# Pubsplained #1: How to fit a straight line through a set of points with uncertainty in both directions?

## Summary

We present a code that fits a line through a set of points (“linear regression”). It is based on math first described in 1966 that provides general and exact solutions to the multitude of linear regression methods out there. Here is a link to our code.

## Pubsplainer

Fitting a straight line through a bunch of points with X and Y uncertainty.

My first peer-reviewed publication in the academic literature described a procedure to perform linear regression, or, in other words, build a straight line (of “best fit”) through a set of points. We wrote our code in MATLAB and applied it to a classic dataset from Pearson (1901).

“Why?”, you may ask, perhaps followed by “doesn’t MATLAB have linear regression built into it already?” or “wait a minute, what about `polyfit`?!”

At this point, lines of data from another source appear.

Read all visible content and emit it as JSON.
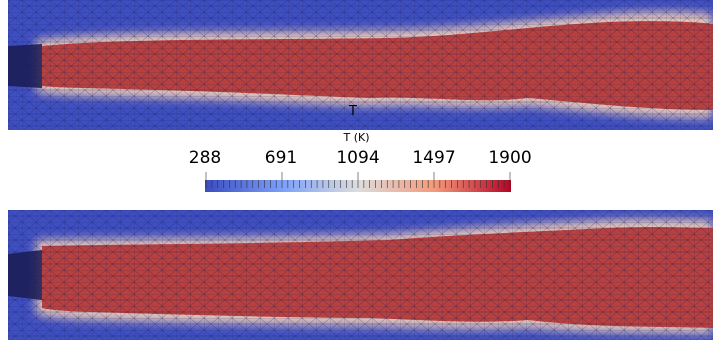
{
  "colorbar": {
    "title": "T (K)",
    "ticks": [
      "288",
      "691",
      "1094",
      "1497",
      "1900"
    ],
    "min": 288,
    "max": 1900,
    "colors": [
      "#3b4cc0",
      "#dddddd",
      "#b40426"
    ]
  },
  "probe_marker": "T",
  "panel_colors": {
    "cold": "#3b4cc0",
    "hot": "#b8403e",
    "edge": "#1e1e6e"
  }
}
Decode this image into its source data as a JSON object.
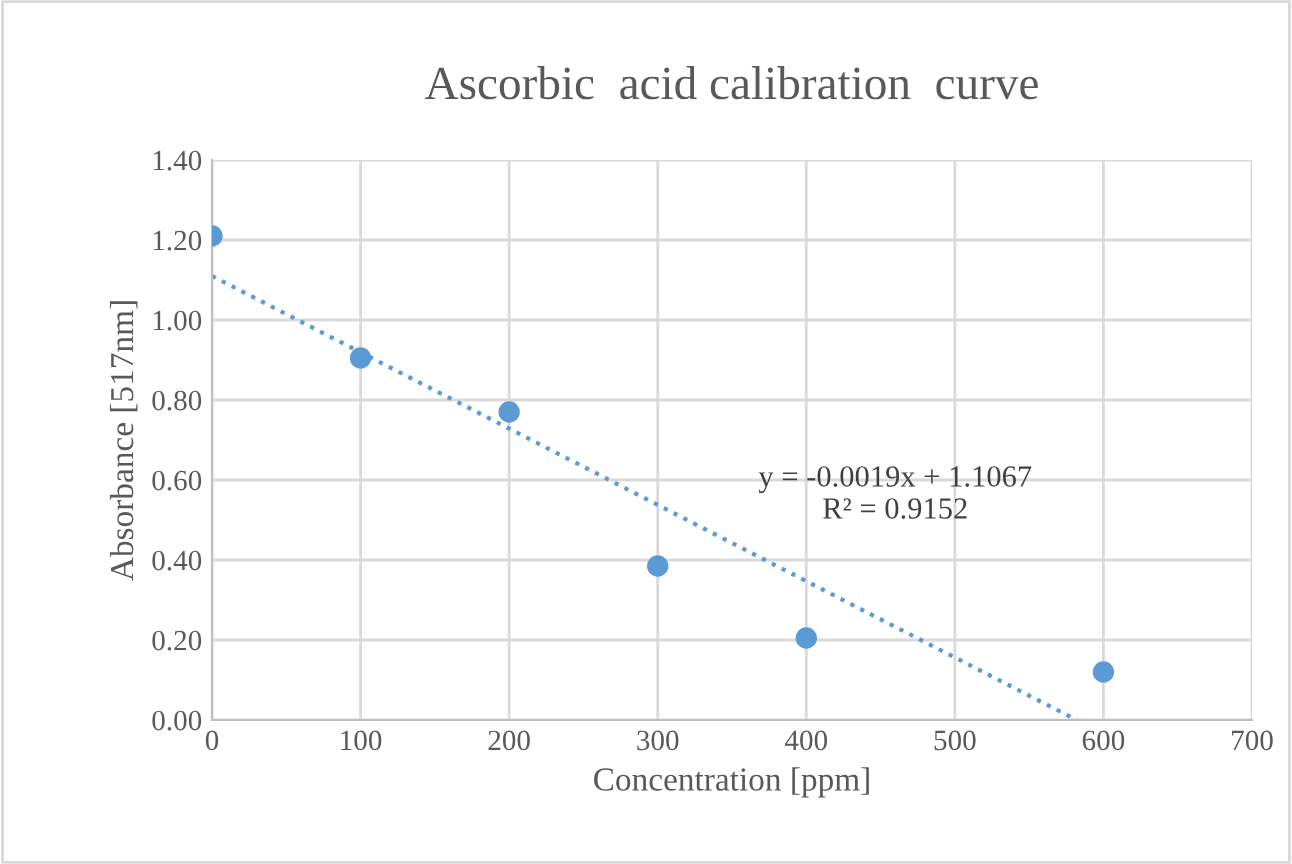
{
  "chart_data": {
    "type": "scatter",
    "title": "Ascorbic  acid calibration  curve",
    "xlabel": "Concentration [ppm]",
    "ylabel": "Absorbance [517nm]",
    "series": [
      {
        "color": "#5b9bd5",
        "x": [
          0,
          100,
          200,
          300,
          400,
          600
        ],
        "values": [
          1.21,
          0.905,
          0.77,
          0.385,
          0.205,
          0.12
        ],
        "marker": "circle"
      },
      {
        "type": "line",
        "color": "#5b9bd5",
        "x": [
          0,
          582
        ],
        "values": [
          1.11,
          0
        ],
        "line_style": "dotted",
        "marker": "none"
      }
    ],
    "annotations": [
      "y = -0.0019x + 1.1067",
      "R² = 0.9152"
    ],
    "xlim": [
      0,
      700
    ],
    "xticks": [
      0,
      100,
      200,
      300,
      400,
      500,
      600,
      700
    ],
    "ylim": [
      0,
      1.4
    ],
    "yticks": [
      {
        "value": 0,
        "label": "0.00"
      },
      {
        "value": 0.2,
        "label": "0.20"
      },
      {
        "value": 0.4,
        "label": "0.40"
      },
      {
        "value": 0.6,
        "label": "0.60"
      },
      {
        "value": 0.8,
        "label": "0.80"
      },
      {
        "value": 1.0,
        "label": "1.00"
      },
      {
        "value": 1.2,
        "label": "1.20"
      },
      {
        "value": 1.4,
        "label": "1.40"
      }
    ],
    "grid": true,
    "legend": false
  }
}
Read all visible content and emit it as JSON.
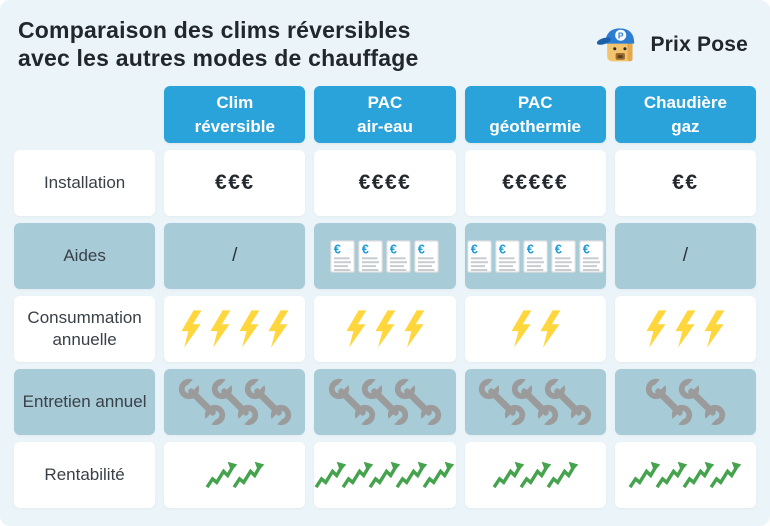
{
  "page": {
    "title_line1": "Comparaison des clims réversibles",
    "title_line2": "avec les autres modes de chauffage",
    "brand_name": "Prix Pose"
  },
  "chart_data": {
    "type": "table",
    "title": "Comparaison des clims réversibles avec les autres modes de chauffage",
    "columns": [
      {
        "key": "clim-reversible",
        "name": "Clim réversible",
        "line1": "Clim",
        "line2": "réversible"
      },
      {
        "key": "pac-air-eau",
        "name": "PAC air-eau",
        "line1": "PAC",
        "line2": "air-eau"
      },
      {
        "key": "pac-geothermie",
        "name": "PAC géothermie",
        "line1": "PAC",
        "line2": "géothermie"
      },
      {
        "key": "chaudiere-gaz",
        "name": "Chaudière gaz",
        "line1": "Chaudière",
        "line2": "gaz"
      }
    ],
    "rows": [
      {
        "key": "installation",
        "label": "Installation",
        "type": "money",
        "values": [
          "€€€",
          "€€€€",
          "€€€€€",
          "€€"
        ]
      },
      {
        "key": "aides",
        "label": "Aides",
        "type": "icons",
        "icon": "subsidy-doc",
        "counts": [
          0,
          4,
          5,
          0
        ],
        "empty_value": "/"
      },
      {
        "key": "consommation",
        "label": "Consummation annuelle",
        "type": "icons",
        "icon": "lightning",
        "counts": [
          4,
          3,
          2,
          3
        ]
      },
      {
        "key": "entretien",
        "label": "Entretien annuel",
        "type": "icons",
        "icon": "wrench",
        "counts": [
          3,
          3,
          3,
          2
        ]
      },
      {
        "key": "rentabilite",
        "label": "Rentabilité",
        "type": "icons",
        "icon": "growth",
        "counts": [
          2,
          5,
          3,
          4
        ]
      }
    ]
  },
  "colors": {
    "header_blue": "#2AA3DB",
    "row_blue": "#A8CBD8",
    "background": "#EBF4F8",
    "bolt_yellow": "#FFD63C",
    "wrench_gray": "#9B9B9B",
    "growth_green": "#45A24D",
    "doc_euro_blue": "#1E9CD7",
    "title_text": "#22272E"
  }
}
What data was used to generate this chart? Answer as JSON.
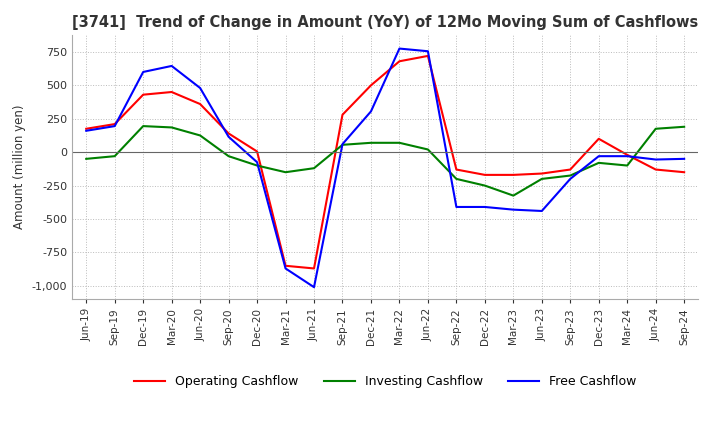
{
  "title": "[3741]  Trend of Change in Amount (YoY) of 12Mo Moving Sum of Cashflows",
  "ylabel": "Amount (million yen)",
  "ylim": [
    -1100,
    875
  ],
  "yticks": [
    750,
    500,
    250,
    0,
    -250,
    -500,
    -750,
    -1000
  ],
  "x_labels": [
    "Jun-19",
    "Sep-19",
    "Dec-19",
    "Mar-20",
    "Jun-20",
    "Sep-20",
    "Dec-20",
    "Mar-21",
    "Jun-21",
    "Sep-21",
    "Dec-21",
    "Mar-22",
    "Jun-22",
    "Sep-22",
    "Dec-22",
    "Mar-23",
    "Jun-23",
    "Sep-23",
    "Dec-23",
    "Mar-24",
    "Jun-24",
    "Sep-24"
  ],
  "operating": [
    175,
    210,
    430,
    450,
    360,
    140,
    5,
    -850,
    -870,
    280,
    500,
    680,
    720,
    -130,
    -170,
    -170,
    -160,
    -130,
    100,
    -20,
    -130,
    -150
  ],
  "investing": [
    -50,
    -30,
    195,
    185,
    125,
    -30,
    -100,
    -150,
    -120,
    55,
    70,
    70,
    20,
    -200,
    -250,
    -325,
    -200,
    -175,
    -80,
    -100,
    175,
    190
  ],
  "free": [
    160,
    195,
    600,
    645,
    480,
    115,
    -75,
    -870,
    -1010,
    60,
    305,
    775,
    755,
    -410,
    -410,
    -430,
    -440,
    -200,
    -30,
    -30,
    -55,
    -50
  ],
  "operating_color": "#ff0000",
  "investing_color": "#008000",
  "free_color": "#0000ff",
  "background_color": "#ffffff",
  "grid_color": "#bbbbbb"
}
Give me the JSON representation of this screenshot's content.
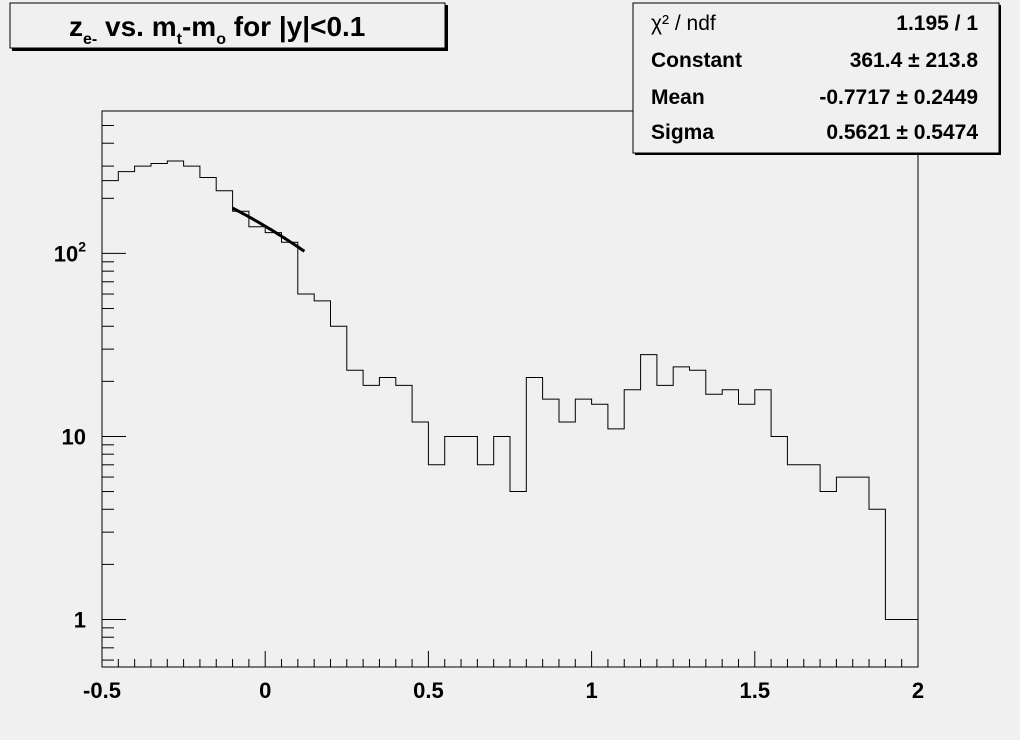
{
  "chart_data": {
    "type": "histogram",
    "title_parts": {
      "z": "z",
      "z_sub": "e-",
      "vs": " vs. m",
      "mt_sub": "t",
      "dash": "-m",
      "mo_sub": "o",
      "tail": " for |y|<0.1"
    },
    "xlabel": "",
    "ylabel": "",
    "xlim": [
      -0.5,
      2.0
    ],
    "ylim": [
      0.55,
      600
    ],
    "yscale": "log",
    "x_ticks": [
      {
        "value": -0.5,
        "label": "-0.5"
      },
      {
        "value": 0,
        "label": "0"
      },
      {
        "value": 0.5,
        "label": "0.5"
      },
      {
        "value": 1,
        "label": "1"
      },
      {
        "value": 1.5,
        "label": "1.5"
      },
      {
        "value": 2,
        "label": "2"
      }
    ],
    "y_ticks": [
      {
        "value": 1,
        "label": "1"
      },
      {
        "value": 10,
        "label": "10"
      },
      {
        "value": 100,
        "label": "10",
        "exponent": "2"
      }
    ],
    "bin_edges_start": -0.5,
    "bin_width": 0.05,
    "values": [
      250,
      280,
      300,
      310,
      320,
      300,
      260,
      220,
      170,
      140,
      130,
      115,
      60,
      55,
      40,
      23,
      19,
      21,
      19,
      12,
      7,
      10,
      10,
      7,
      10,
      5,
      21,
      16,
      12,
      16,
      15,
      11,
      18,
      28,
      19,
      24,
      23,
      17,
      18,
      15,
      18,
      10,
      7,
      7,
      5,
      6,
      6,
      4,
      1,
      1
    ],
    "fit": {
      "function": "gaus",
      "constant": 361.4,
      "mean": -0.7717,
      "sigma": 0.5621,
      "x_range": [
        -0.1,
        0.12
      ]
    },
    "stats": [
      {
        "label": "χ² / ndf",
        "value": "1.195 / 1"
      },
      {
        "label": "Constant",
        "value": "361.4 ± 213.8"
      },
      {
        "label": "Mean",
        "value": "-0.7717 ± 0.2449"
      },
      {
        "label": "Sigma",
        "value": "0.5621 ± 0.5474"
      }
    ]
  }
}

Good questions, but here’s the kicker: our code numerically solves this problem when there are errors in both x and y variables… and… get this, even when those errors might be correlated! And if someone tells you that there is no error in the x measurement or that errors are rarely correlated - I can assure you that they are most probably erroneous.

York was the first to find general solutions for the “line of best fit” problem when he was working with isochron data where the abscissa (x) and ordinate (y) axis variables shared a common term (and hence resulted in correlated errors). He first published the general solutions to this problem in 1966 and subsequently published the solutions to the correlated-error problem in 1969.

If these solutions were published so long ago, why are there so many different regression techniques detailed in the literature? Well, it’s always useful to have different approaches to solving numerical problems, but as Wehr & Saleska (2017) point out in a nifty paper from last year, the York solutions have largely remained internal to the geophysics community (in spite of 2000+ citations), escaping even the famed “Numerical Recipes” textbooks. Furthermore, they state that there is abundant confusion in the isotope ecology & biogeochemistry community about the myriad available linear regression techniques and which one to use when. I can somewhat echo that feeling when it comes to calibration exercises in the (esp. coral) paleoclimate community. A short breakdown of these methods follows.

### Ordinary Least Squares (OLS) or Orthogonal Distance Regression (ODR) or Geometric Mean Regression (GMR): which one to use?!

Although each one of these techniques might be more appropriate for certain sets of data versus others, the ultimate take-home message here is that all of these methods are approximations of York’s general solutions, when particular criteria are matched (or worse, unknowingly assumed).

• OLS provides unbiased slope and intercept estimates only when the x variable has negligible errors and when the y error is normally distributed and does not change from point to point (i.e. no heteroscedasticity).
• ODR, formulated by Pearson (1901), works only when the variances of the x and y errors do not change from point-to-point, and when the errors themselves are not correlated. ODR also fails to handle scaled data i.e. slopes and intercepts devised from ODR do not scale if the x or y data are scaled by some factor. Note that ODR is also called “major axis regression”.
• GMR transforms x and y data and can thus scale estimates of the slope and intercept but works only under the condition when the ratio of the standard deviation of x to the standard deviation of the error on x is equal to that same ratio in the y coordinate.

Most importantly, and perhaps quite shockingly, NONE of these methods involve the actual measurement uncertainty from point-to-point in the construction of the ensuing regression. Essentially, each method is an algebraic approximation of York’s equations, and whereas his equations have to be solved numerically in their most general form, they provide the most unbiased estimates of the slope and intercept for a straight line. In 2004, York and colleages showed that his 1969 equations, (based on least-square estimation) were also consistent with (newer) methods based on maximum likelihood estimation when dealing with (correlated or uncorrelated) bivariate errors. Our paper in 2011 provides a relatively fast way to iteratively solve for the slope and estimate.

In our publication, besides the Pearson data, we also applied our algorithm to perform “force-fit” regression - a unique case where one point is almost exactly known (i.e. very little error and near-infinite weight) - on meteorite data and showed that our results were consistent with published data.

All in all, if you want to fit a line through a bunch of points in an X-Y space, you won’t be steered too far off course by using our algorithm.